In a pub, a Glaswegian student asked me incredulously, “You could have gone on exchange anywhere you wanted, and you picked Glasgow? Why?”

“I thought it’d be good for studying the types of literature here,” I said—which didn’t much convince him. Granted, whenever I attempted to explain to anyone my Comparative Literature major or the idea of distinguishing “specific” types of literature to compare, I could sense how vague it all was.

“And how do you like Glasgow?” I asked. He tilted his head from side to side. “It’s alright, I guess.”

After someone else cut in with a joke about the crime rate, he insisted, “It’s fine... but, you know, there’s the weather.”

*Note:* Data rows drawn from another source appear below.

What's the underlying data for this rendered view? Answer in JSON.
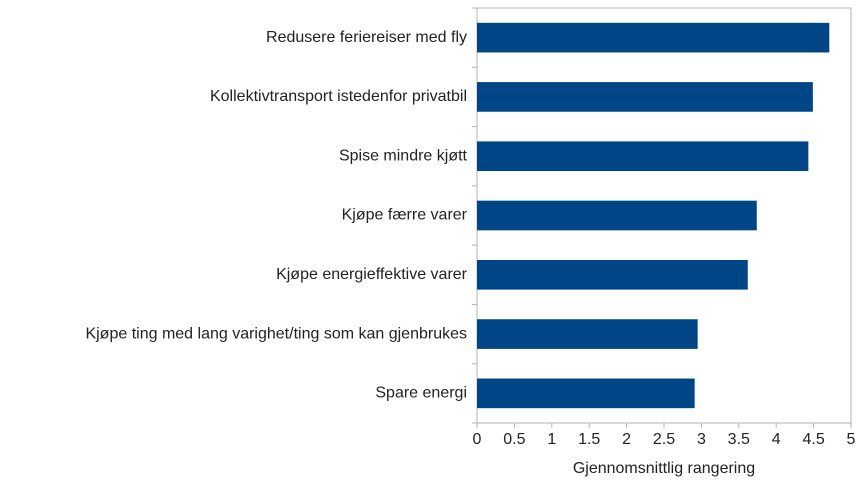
{
  "chart_data": {
    "type": "bar",
    "orientation": "horizontal",
    "categories": [
      "Redusere feriereiser med fly",
      "Kollektivtransport istedenfor privatbil",
      "Spise mindre kjøtt",
      "Kjøpe færre varer",
      "Kjøpe energieffektive varer",
      "Kjøpe ting med lang varighet/ting som kan gjenbrukes",
      "Spare energi"
    ],
    "values": [
      4.71,
      4.49,
      4.43,
      3.74,
      3.62,
      2.95,
      2.91
    ],
    "color": "#004586",
    "xlabel": "Gjennomsnittlig rangering",
    "xlim": [
      0,
      5
    ],
    "xticks": [
      0,
      0.5,
      1,
      1.5,
      2,
      2.5,
      3,
      3.5,
      4,
      4.5,
      5
    ],
    "grid": false
  }
}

I’d found by then that weather jokes were made very frequently. In my first "Scottish Literature" class, the professor joked about the “tartan-flavored” stereotypes of Scotland: “You’ve all probably heard of the Scottish highlands and seen the beautiful green pictures, and then you arrived in Glasgow where everything is…gray. Lots and lots of gray.”

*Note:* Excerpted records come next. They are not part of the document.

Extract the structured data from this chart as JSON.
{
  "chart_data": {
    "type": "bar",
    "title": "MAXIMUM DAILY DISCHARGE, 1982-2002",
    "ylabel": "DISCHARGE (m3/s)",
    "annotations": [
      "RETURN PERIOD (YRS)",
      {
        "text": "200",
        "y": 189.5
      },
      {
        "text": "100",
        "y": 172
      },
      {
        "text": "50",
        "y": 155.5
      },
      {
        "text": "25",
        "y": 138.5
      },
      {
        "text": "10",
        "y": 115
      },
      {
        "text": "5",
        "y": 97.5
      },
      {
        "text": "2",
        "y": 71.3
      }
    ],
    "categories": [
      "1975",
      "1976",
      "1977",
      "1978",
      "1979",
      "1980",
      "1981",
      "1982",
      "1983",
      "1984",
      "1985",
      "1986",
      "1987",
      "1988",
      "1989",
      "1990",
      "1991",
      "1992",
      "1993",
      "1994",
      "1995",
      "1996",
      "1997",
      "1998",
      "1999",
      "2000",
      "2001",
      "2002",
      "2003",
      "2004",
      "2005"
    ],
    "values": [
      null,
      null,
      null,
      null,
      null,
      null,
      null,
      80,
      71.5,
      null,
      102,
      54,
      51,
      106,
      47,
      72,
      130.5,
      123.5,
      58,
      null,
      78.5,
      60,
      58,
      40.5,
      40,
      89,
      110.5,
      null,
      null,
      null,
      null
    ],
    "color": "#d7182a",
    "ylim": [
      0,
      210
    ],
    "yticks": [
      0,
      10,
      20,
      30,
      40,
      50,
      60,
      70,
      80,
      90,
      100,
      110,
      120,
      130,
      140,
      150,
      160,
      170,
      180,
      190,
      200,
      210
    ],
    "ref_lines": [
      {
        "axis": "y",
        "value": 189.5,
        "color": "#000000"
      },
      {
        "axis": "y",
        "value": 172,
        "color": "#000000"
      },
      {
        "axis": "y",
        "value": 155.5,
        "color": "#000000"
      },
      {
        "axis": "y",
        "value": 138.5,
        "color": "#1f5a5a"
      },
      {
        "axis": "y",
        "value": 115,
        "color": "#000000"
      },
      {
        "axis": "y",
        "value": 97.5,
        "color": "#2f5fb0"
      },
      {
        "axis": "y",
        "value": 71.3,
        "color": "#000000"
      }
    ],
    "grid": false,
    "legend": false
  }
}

In a warning against such generalizations, he added, “Do not make the mistake of thinking that Scottish literature expresses an authentic ‘Scottishness.’ It does not express the people.”

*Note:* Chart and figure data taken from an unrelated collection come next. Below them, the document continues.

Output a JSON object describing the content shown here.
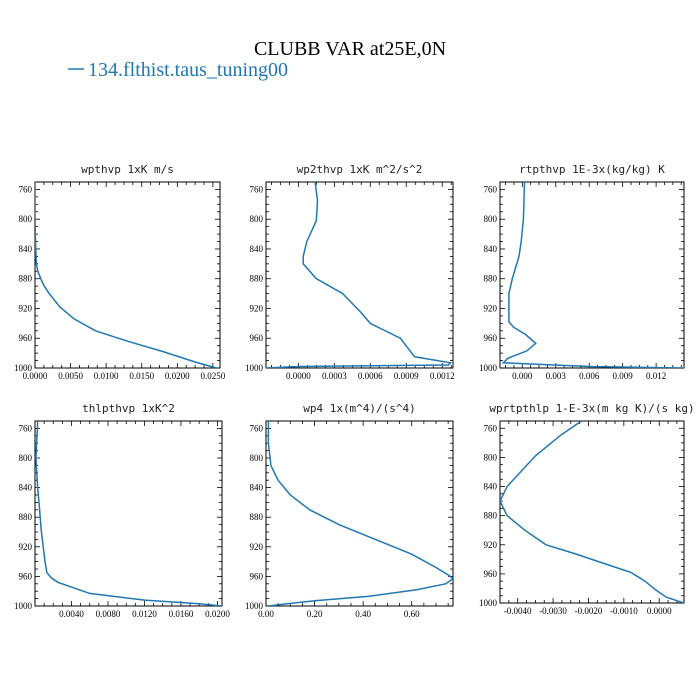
{
  "title": "CLUBB VAR at25E,0N",
  "legend": {
    "label": "134.flthist.taus_tuning00",
    "color": "#1f77b4"
  },
  "series_color": "#1f77b4",
  "chart_data": [
    {
      "type": "line",
      "title": "wpthvp   1xK m/s",
      "xlim": [
        0,
        0.026
      ],
      "xticks": [
        0,
        0.005,
        0.01,
        0.015,
        0.02,
        0.025
      ],
      "xtick_labels": [
        "0.0000",
        "0.0050",
        "0.0100",
        "0.0150",
        "0.0200",
        "0.0250"
      ],
      "ylim": [
        1000,
        750
      ],
      "yticks": [
        760,
        800,
        840,
        880,
        920,
        960,
        1000
      ],
      "x": [
        0,
        0,
        0.0001,
        0.0002,
        0.0004,
        0.0008,
        0.0013,
        0.002,
        0.0035,
        0.0055,
        0.0085,
        0.013,
        0.018,
        0.0225,
        0.0255
      ],
      "y": [
        750,
        800,
        840,
        860,
        870,
        880,
        890,
        900,
        918,
        934,
        950,
        964,
        978,
        992,
        1000
      ]
    },
    {
      "type": "line",
      "title": "wp2thvp   1xK m^2/s^2",
      "xlim": [
        -0.00027,
        0.00129
      ],
      "xticks": [
        0,
        0.0003,
        0.0006,
        0.0009,
        0.0012
      ],
      "xtick_labels": [
        "0.0000",
        "0.0003",
        "0.0006",
        "0.0009",
        "0.0012"
      ],
      "ylim": [
        1000,
        750
      ],
      "yticks": [
        760,
        800,
        840,
        880,
        920,
        960,
        1000
      ],
      "x": [
        0.00014,
        0.00016,
        0.00015,
        7e-05,
        4e-05,
        4e-05,
        0.00015,
        0.00037,
        0.00052,
        0.0006,
        0.00085,
        0.00097,
        0.00127,
        0.00125,
        0.0,
        -0.00027
      ],
      "y": [
        750,
        775,
        802,
        830,
        850,
        860,
        880,
        900,
        925,
        940,
        960,
        985,
        993,
        996,
        998,
        1000
      ]
    },
    {
      "type": "line",
      "title": "rtpthvp   1E-3x(kg/kg) K",
      "xlim": [
        -0.002,
        0.0145
      ],
      "xticks": [
        0,
        0.003,
        0.006,
        0.009,
        0.012
      ],
      "xtick_labels": [
        "0.000",
        "0.003",
        "0.006",
        "0.009",
        "0.012"
      ],
      "ylim": [
        1000,
        750
      ],
      "yticks": [
        760,
        800,
        840,
        880,
        920,
        960,
        1000
      ],
      "x": [
        0.0002,
        0.0001,
        -0.0001,
        -0.0003,
        -0.0006,
        -0.0009,
        -0.0012,
        -0.0012,
        -0.0012,
        -0.0008,
        0.0003,
        0.0012,
        0.0004,
        -0.0013,
        -0.0017,
        0.006,
        0.0145
      ],
      "y": [
        750,
        800,
        830,
        850,
        865,
        880,
        900,
        920,
        938,
        945,
        955,
        967,
        977,
        987,
        993,
        998,
        1000
      ]
    },
    {
      "type": "line",
      "title": "thlpthvp   1xK^2",
      "xlim": [
        0,
        0.0205
      ],
      "xticks": [
        0.004,
        0.008,
        0.012,
        0.016,
        0.02
      ],
      "xtick_labels": [
        "0.0040",
        "0.0080",
        "0.0120",
        "0.0160",
        "0.0200"
      ],
      "ylim": [
        1000,
        750
      ],
      "yticks": [
        760,
        800,
        840,
        880,
        920,
        960,
        1000
      ],
      "x": [
        0.0003,
        0.0001,
        0.0003,
        0.0005,
        0.0007,
        0.0009,
        0.0011,
        0.0013,
        0.0018,
        0.0025,
        0.006,
        0.012,
        0.018,
        0.0205
      ],
      "y": [
        750,
        800,
        840,
        870,
        900,
        920,
        940,
        955,
        962,
        968,
        983,
        992,
        997,
        1000
      ]
    },
    {
      "type": "line",
      "title": "wp4   1x(m^4)/(s^4)",
      "xlim": [
        0,
        0.77
      ],
      "xticks": [
        0,
        0.2,
        0.4,
        0.6
      ],
      "xtick_labels": [
        "0.00",
        "0.20",
        "0.40",
        "0.60"
      ],
      "ylim": [
        1000,
        750
      ],
      "yticks": [
        760,
        800,
        840,
        880,
        920,
        960,
        1000
      ],
      "x": [
        0.01,
        0.01,
        0.02,
        0.05,
        0.1,
        0.18,
        0.3,
        0.45,
        0.6,
        0.7,
        0.75,
        0.77,
        0.74,
        0.62,
        0.42,
        0.2,
        0.06,
        0.01
      ],
      "y": [
        750,
        780,
        810,
        830,
        850,
        870,
        890,
        910,
        930,
        948,
        958,
        963,
        970,
        978,
        987,
        993,
        998,
        1000
      ]
    },
    {
      "type": "line",
      "title": "wprtpthlp   1-E-3x(m kg K)/(s kg)",
      "xlim": [
        -0.0045,
        0.0007
      ],
      "xticks": [
        -0.004,
        -0.003,
        -0.002,
        -0.001,
        0
      ],
      "xtick_labels": [
        "-0.0040",
        "-0.0030",
        "-0.0020",
        "-0.0010",
        "0.0000"
      ],
      "ylim": [
        1000,
        750
      ],
      "yticks": [
        760,
        800,
        840,
        880,
        920,
        960,
        1000
      ],
      "x": [
        -0.0022,
        -0.0028,
        -0.0035,
        -0.0043,
        -0.0045,
        -0.0043,
        -0.0038,
        -0.0032,
        -0.0024,
        -0.0016,
        -0.0008,
        -0.0004,
        -0.0001,
        0.0002,
        0.0007
      ],
      "y": [
        750,
        770,
        798,
        840,
        860,
        880,
        900,
        920,
        932,
        945,
        958,
        970,
        982,
        992,
        1000
      ]
    }
  ]
}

Screens at the front of the room then lit up with projected excerpts from The Brus, a medieval Scots poem by John Barbour, and Trainspotting, a contemporary novel by Irvine Welsh.

The Brus, converted to a standardized English dialect, contains words such as: “Freedom all solace to man gives / He lives at ease that freely lives.” Trainspotting contains words such as: “Choose…rotting away at the end of it all, pishing your last in a miserable home.” The professor spread his arm between the two passages. “We’ve got quite a few similarities here. Let’s see—both are about freedom. Importantly, both were written by Scottish writers.”

He lowered his arm and smiled. “So, nothing really links them. I was just making stuff up.”

In light of this, I’d say that the city is about as equally cohesive and “authentically Scottish”: almost all of the music I hear being played in pubs, clubs, restaurants, and on the radio are American. I can hear French, Mandarin, German, Spanish, and Japanese spoken over the sounds of construction. None of my professors speak with the same accent. There is an old building I always pass by near Kelvingrove Park, which holds a new plastic sign beneath chipped Roman sculptures. It is a Hindu temple.

And I’m also here, somewhere in this patchwork dance of old and new people tumbling through the city—first looking right instead of left before crossing the street, taking full advantage of the fact that there is no such thing as jaywalking here—and not feeling tartan-flavored in the slightest. Just as with literature, places don’t exist for the sake of particularly representing anyone or anything; they’re moved through and lived in.

On a particular day when the sky was gray and dripping on our heads, another student and I were dodging pothole puddles along the streets I’d already come to memorize. She wrinkled her nose and laughed when I said I was an exchange student. “And you decided to study in Glasgow? Why?”

I smiled under my dripping hair. “Well…I do like rain."